CLEVELAND — A Northeast Ohio health system is taking a page from NASA’s playbook to treat the global pandemic.


What You Need To Know

  • University Hospitals is utilizing a command center approach, similar to NASA mission control, to treat patients

  • They created their command center in response to the COVID-19 pandemic

  • Mission control allows a centralized point for information sharing between multiple groups to help ensure successful missions/treatments

Outer space has been called the “final frontier,” but a new frontier is also back here at home — the COVID-19 pandemic.

“We very quickly realized that in order to manage this, we were going to need a centralized system that would allow folks to make quick decisions and be a collaboration point,” said University Hospitals Vice President of Operations and Logistics Sam Brown.

University Hospitals of Cleveland administrators set up a military-style command center with monitoring screens and communication channels in response to the outbreak.

“It’s to predict what may happen in order to get ahead of some of these things that are, frankly, very predictable in many cases, enabling folks with information in order to adjust accordingly” said Brown.

The concept of a command center is not a new one. NASA set up its first mission control for the Gemini IV in the 1960s. It’s a system that’s still in place today with intense training for all involved.

“That’s because the people in mission control are the last line of defense for the crew,” said Ginger Kerrick, NASA. “Space is a dangerous environment and the crew needs us to watch over them.”

Trust is an important factor in relationships between the crew on a space mission and the team on the ground, and it takes time to earn.

“When you go through that time together and you see day after day proof that this flight controller can identify a problem and reach a solution that protects the crew,” said Kerrick.

Sharing information is a key component the health system wants to replicate to help build trust and provide patients an understanding of their care.
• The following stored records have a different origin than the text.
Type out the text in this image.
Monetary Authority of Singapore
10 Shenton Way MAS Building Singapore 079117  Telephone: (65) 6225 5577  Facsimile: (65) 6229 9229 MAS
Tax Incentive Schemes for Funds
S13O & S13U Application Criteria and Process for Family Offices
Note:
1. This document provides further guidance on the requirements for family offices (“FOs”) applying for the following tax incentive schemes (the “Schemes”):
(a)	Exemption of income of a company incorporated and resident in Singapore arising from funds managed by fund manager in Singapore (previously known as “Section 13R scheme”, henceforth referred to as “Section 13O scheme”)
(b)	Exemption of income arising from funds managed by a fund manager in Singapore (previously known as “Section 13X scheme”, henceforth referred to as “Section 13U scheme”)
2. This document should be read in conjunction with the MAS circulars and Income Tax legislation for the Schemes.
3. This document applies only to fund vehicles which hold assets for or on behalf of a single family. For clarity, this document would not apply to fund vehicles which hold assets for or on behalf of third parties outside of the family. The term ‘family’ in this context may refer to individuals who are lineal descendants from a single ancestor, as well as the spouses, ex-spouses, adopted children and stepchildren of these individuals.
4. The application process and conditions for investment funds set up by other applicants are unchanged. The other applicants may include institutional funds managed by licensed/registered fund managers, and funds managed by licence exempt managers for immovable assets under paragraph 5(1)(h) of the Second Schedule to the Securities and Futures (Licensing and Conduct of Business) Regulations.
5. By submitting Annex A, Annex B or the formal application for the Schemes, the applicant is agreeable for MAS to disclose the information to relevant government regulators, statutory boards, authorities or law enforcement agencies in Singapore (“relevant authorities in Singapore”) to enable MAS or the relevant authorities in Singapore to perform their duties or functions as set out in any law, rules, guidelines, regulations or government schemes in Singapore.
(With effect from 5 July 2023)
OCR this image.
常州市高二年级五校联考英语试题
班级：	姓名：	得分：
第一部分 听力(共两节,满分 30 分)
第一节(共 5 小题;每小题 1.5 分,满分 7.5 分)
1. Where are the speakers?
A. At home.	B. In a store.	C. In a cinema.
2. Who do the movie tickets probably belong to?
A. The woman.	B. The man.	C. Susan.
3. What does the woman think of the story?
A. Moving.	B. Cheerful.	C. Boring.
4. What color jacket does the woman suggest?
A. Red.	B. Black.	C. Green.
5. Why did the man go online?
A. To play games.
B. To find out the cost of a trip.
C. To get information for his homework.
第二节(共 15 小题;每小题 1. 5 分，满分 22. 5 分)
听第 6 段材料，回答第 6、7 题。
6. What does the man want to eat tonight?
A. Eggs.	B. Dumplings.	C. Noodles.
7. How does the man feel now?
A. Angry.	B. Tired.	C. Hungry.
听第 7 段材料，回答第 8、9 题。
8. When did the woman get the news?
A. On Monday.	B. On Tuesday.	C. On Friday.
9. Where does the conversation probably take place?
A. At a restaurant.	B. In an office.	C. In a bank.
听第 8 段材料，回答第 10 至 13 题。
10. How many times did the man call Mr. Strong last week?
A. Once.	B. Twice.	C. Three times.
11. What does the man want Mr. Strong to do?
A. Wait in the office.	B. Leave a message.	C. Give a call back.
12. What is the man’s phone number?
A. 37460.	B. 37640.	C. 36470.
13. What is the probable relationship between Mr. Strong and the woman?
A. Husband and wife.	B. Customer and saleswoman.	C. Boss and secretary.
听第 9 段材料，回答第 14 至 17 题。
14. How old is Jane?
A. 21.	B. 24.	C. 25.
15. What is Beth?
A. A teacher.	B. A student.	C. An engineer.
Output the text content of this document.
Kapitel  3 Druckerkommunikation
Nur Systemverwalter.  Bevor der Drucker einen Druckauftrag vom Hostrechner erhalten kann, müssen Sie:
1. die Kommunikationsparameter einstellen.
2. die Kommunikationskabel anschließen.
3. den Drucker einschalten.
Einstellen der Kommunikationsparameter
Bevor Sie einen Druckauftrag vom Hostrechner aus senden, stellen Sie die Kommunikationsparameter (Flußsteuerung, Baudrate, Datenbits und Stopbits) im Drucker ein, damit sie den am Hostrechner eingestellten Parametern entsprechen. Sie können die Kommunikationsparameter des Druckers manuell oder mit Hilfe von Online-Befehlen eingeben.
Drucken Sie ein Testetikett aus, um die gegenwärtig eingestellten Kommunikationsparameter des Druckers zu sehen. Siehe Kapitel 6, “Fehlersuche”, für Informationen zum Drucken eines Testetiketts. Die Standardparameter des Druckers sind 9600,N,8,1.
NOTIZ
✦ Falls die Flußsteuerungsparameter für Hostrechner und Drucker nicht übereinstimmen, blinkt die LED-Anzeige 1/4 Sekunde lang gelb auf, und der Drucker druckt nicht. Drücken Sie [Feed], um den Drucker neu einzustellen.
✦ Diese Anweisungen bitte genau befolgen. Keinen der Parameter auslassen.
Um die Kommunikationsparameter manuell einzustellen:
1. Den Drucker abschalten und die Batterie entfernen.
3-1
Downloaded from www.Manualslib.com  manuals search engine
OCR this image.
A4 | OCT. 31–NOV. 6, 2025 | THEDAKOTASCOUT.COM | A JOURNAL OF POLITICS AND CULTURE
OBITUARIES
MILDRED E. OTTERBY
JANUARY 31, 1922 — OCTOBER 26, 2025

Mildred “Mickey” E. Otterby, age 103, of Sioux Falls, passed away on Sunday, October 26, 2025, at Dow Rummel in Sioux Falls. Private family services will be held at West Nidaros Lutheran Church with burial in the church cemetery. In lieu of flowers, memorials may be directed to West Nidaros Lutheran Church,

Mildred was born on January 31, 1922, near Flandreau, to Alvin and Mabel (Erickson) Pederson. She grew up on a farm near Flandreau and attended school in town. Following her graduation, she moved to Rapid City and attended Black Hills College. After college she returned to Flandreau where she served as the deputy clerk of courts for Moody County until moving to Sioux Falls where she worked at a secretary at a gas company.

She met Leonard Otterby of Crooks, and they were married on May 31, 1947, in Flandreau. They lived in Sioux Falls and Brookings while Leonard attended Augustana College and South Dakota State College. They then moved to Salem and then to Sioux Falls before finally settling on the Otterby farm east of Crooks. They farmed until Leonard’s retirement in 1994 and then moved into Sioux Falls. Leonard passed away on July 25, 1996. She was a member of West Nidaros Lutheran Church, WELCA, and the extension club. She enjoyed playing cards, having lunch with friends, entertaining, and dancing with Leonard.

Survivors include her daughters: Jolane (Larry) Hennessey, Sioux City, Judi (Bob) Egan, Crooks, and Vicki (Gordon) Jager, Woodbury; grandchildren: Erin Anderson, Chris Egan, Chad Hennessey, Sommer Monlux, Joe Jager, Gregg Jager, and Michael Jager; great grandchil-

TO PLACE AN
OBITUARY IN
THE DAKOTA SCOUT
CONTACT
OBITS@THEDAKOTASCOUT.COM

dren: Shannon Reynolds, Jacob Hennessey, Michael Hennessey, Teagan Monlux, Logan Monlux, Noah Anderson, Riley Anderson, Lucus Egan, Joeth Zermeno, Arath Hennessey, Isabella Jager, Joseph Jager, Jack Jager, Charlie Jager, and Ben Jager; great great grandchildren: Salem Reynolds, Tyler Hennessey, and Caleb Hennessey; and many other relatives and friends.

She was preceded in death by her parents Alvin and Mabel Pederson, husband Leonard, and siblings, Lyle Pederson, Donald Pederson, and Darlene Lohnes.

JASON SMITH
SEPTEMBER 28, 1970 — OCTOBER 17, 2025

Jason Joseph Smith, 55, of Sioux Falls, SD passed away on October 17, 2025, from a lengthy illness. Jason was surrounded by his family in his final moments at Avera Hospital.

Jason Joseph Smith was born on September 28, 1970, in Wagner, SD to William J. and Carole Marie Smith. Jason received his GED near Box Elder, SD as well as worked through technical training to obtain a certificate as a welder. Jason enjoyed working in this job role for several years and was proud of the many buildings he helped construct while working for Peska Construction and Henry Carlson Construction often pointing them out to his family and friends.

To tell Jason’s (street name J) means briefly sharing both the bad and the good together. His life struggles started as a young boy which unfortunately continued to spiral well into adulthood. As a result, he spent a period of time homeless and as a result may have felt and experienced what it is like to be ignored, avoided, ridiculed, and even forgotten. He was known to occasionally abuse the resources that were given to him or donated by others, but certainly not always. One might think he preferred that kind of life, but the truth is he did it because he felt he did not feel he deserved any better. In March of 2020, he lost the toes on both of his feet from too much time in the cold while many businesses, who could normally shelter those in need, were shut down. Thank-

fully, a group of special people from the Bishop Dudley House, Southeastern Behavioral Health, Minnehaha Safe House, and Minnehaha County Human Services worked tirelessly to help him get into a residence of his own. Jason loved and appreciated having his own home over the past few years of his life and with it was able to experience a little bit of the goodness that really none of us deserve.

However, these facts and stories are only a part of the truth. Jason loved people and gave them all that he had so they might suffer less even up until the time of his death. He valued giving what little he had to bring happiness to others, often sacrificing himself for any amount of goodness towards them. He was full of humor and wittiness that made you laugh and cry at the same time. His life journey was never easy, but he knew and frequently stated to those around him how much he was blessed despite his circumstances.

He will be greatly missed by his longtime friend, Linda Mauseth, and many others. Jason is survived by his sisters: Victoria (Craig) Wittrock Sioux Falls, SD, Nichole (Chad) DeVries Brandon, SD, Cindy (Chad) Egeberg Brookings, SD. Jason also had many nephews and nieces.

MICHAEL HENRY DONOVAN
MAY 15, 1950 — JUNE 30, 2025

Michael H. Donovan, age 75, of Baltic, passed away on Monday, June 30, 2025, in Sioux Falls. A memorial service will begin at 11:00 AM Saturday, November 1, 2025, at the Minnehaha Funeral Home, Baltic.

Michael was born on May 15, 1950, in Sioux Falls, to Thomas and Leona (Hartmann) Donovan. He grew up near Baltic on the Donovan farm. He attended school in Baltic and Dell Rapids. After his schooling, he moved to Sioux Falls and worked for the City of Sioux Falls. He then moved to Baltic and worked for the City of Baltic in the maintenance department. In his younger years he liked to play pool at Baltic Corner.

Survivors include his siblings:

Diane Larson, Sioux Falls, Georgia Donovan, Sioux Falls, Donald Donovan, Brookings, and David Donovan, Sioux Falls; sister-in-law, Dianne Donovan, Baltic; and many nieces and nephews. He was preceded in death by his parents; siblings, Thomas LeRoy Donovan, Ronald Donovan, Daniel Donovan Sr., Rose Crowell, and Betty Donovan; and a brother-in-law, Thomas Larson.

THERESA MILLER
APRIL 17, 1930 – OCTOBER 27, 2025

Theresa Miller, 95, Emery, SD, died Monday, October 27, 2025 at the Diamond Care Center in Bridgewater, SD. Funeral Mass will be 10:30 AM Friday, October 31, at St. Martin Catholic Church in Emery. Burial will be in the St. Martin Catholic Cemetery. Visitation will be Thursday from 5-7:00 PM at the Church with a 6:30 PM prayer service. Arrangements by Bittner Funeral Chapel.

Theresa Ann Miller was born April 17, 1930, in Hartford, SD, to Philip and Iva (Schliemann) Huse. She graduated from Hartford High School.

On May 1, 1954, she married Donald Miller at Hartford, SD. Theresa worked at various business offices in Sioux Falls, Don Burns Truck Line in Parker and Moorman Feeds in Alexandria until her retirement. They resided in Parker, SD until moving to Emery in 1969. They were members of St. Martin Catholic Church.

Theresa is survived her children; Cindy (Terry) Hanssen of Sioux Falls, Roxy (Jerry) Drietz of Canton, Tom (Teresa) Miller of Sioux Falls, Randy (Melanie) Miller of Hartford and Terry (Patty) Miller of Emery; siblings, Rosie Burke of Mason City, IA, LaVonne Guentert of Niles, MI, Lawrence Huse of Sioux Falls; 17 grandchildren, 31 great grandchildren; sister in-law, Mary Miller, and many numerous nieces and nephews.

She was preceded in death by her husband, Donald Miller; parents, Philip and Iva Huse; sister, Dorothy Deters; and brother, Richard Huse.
Steps they’re taking toward the goal of continuing to improve treatments.

“I think in a smart world we should be able to get ahead of these things and offer intervention that’s convenient and personalized to folks,” said Brown.

And keep improving process for future operations, with the potential to unite mission control members virtually.

“It is who people are and what people do, and you don’t need to have a building and seats and a headset to be able to do that,” said Kerrick.

Sharing tools to complete missions from anywhere on the planet, and out of this world.